No Need to Change Med-Mal Tort System

Congress has studies which indicate there is no need to change or interfere with the tort system in medical malpractice cases. Those studies have been published and can be found in the Congressional Budget Office (“CBO”) paper entitled Key Issues in Analyzing Major Health Insurance Proposals. This study produced during Bush’s administration does not support a change in our medical malpractice system. It found that in 2003 approximately 181,000 severe medical injuries occurred in U.S. hospitals that were attributable to negligence. Only 17% of those patients chose to file a malpractice claim. Interestingly, the study reported that patients who did not file a claim may have been unaware that the negligence had occurred, or they may have been discouraged from filing a lawsuit because of the time, effort and expense involved.

In 2008, CBO estimated that healthcare providers are likely to spend more than $30 billion to defend against and pay medical malpractice claims. However, that money represents about 1.5% of national health expenditures and less than 3% of total payments to doctors and hospitals. The report goes on to discuss caps on award damages in medical malpractice cases and determined that savings resulting from such caps would reduce total healthcare spending by less than 0.2%.

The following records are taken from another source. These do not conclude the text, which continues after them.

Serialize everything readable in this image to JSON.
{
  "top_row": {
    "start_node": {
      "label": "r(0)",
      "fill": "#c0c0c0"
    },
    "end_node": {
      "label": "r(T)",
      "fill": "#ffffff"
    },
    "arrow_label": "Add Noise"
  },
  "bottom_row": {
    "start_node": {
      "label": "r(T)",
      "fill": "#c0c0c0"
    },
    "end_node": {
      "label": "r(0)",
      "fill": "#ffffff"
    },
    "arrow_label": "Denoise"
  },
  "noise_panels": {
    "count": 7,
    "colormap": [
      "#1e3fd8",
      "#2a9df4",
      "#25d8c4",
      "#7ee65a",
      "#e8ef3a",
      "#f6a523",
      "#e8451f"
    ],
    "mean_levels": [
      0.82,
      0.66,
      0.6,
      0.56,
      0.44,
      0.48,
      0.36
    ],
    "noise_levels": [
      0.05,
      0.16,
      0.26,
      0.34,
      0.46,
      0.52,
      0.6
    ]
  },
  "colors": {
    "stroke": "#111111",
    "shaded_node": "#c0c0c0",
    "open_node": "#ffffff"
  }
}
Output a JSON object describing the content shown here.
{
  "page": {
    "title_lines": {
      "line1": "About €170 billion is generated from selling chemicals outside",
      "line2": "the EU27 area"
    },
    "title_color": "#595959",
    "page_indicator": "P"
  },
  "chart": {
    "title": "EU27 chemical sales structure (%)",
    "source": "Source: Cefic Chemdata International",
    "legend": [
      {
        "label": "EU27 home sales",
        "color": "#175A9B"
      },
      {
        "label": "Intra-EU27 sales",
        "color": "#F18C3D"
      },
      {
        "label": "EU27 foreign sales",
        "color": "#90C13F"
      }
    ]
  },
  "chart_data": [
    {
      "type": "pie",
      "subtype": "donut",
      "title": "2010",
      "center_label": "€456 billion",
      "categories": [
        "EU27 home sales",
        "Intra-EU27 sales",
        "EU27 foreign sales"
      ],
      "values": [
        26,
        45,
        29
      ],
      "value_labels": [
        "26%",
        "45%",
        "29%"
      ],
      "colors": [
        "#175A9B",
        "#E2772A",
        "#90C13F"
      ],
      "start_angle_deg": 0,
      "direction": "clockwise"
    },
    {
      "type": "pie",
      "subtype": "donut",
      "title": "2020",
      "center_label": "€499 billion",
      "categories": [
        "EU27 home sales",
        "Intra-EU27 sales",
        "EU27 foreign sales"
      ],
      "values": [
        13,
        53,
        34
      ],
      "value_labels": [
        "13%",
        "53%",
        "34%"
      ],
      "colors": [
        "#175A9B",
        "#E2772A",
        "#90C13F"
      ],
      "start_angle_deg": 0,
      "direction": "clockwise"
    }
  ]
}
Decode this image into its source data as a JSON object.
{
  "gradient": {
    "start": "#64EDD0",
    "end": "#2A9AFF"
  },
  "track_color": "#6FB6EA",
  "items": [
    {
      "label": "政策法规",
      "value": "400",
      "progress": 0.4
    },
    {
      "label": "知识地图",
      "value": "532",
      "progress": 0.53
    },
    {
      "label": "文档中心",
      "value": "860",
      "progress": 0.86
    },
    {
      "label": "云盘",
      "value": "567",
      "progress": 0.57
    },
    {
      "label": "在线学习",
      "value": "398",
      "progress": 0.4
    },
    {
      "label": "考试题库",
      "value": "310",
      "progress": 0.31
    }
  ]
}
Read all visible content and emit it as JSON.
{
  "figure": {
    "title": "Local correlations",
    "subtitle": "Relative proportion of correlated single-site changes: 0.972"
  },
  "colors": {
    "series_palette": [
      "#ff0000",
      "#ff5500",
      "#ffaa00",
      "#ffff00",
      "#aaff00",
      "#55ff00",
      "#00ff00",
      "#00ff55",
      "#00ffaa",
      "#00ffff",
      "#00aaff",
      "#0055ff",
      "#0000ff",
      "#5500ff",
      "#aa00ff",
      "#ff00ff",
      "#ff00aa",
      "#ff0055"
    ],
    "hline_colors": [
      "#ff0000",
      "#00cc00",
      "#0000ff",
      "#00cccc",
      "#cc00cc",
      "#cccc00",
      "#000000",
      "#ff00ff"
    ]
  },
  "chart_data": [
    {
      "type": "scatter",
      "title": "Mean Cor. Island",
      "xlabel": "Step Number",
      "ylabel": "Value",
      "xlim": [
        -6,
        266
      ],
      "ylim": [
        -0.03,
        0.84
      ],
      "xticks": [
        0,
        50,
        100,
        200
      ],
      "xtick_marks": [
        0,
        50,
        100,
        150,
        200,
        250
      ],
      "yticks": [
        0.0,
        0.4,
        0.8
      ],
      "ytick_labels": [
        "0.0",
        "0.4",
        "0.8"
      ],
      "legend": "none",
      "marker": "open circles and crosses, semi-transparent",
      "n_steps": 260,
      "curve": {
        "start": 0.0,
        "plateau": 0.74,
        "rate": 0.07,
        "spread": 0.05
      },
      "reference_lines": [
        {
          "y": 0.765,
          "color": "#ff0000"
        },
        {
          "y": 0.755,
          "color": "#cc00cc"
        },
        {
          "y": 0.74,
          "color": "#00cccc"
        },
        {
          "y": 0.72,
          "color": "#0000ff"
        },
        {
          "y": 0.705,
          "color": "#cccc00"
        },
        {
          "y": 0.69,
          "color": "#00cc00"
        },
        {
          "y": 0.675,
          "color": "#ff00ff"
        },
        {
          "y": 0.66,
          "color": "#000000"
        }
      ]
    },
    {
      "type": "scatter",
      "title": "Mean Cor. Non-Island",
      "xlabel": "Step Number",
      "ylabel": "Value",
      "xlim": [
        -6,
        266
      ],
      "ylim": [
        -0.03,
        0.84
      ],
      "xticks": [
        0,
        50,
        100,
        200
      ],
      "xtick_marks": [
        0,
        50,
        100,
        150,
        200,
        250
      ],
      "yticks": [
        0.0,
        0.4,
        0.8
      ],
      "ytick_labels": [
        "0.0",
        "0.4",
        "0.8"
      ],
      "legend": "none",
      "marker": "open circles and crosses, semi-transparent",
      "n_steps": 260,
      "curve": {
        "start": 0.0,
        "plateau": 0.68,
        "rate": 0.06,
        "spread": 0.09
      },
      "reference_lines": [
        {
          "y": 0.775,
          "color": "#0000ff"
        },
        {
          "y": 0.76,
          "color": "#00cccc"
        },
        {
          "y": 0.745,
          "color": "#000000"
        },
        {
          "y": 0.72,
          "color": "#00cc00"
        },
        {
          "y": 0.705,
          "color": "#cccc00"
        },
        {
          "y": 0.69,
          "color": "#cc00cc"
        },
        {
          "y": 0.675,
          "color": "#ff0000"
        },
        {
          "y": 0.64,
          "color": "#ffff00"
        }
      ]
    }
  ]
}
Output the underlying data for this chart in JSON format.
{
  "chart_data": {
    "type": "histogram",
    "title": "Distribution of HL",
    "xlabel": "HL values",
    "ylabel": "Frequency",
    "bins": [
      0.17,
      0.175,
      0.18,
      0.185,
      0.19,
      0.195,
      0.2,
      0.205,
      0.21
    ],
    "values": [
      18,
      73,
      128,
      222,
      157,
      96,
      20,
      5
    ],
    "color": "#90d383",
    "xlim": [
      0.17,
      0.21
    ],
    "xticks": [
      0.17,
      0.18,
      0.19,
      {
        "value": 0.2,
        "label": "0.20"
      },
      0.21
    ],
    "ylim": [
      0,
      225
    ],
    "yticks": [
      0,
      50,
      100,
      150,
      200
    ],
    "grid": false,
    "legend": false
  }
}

The proposed changes we are hearing from the Administration and Congress involve a federal type system. Isn’t that contrary to what most tort reformers advocate out of the other side of their mouths-state’s rights. For example, in the two states where I practice, Mississippi has very restrictive punitive damages laws and Alabama has very restrictive standards of proof in medical malpractice cases. These states have controlled and limited medical malpractice claims very significantly through legislation. Why can’t the states control their own destiny over such a minute matter in the healthcare debate?

The bottom line of the study by CBO was that it had not found consistent evidence that changes in the medical malpractice environment would have a measurable impact on healthcare spending. With such a small percentage of the overall health care costs involved, you wonder why there is such a clamor for change? Could it be that insurance companies see another way to make even more money while denying the injured their day in court?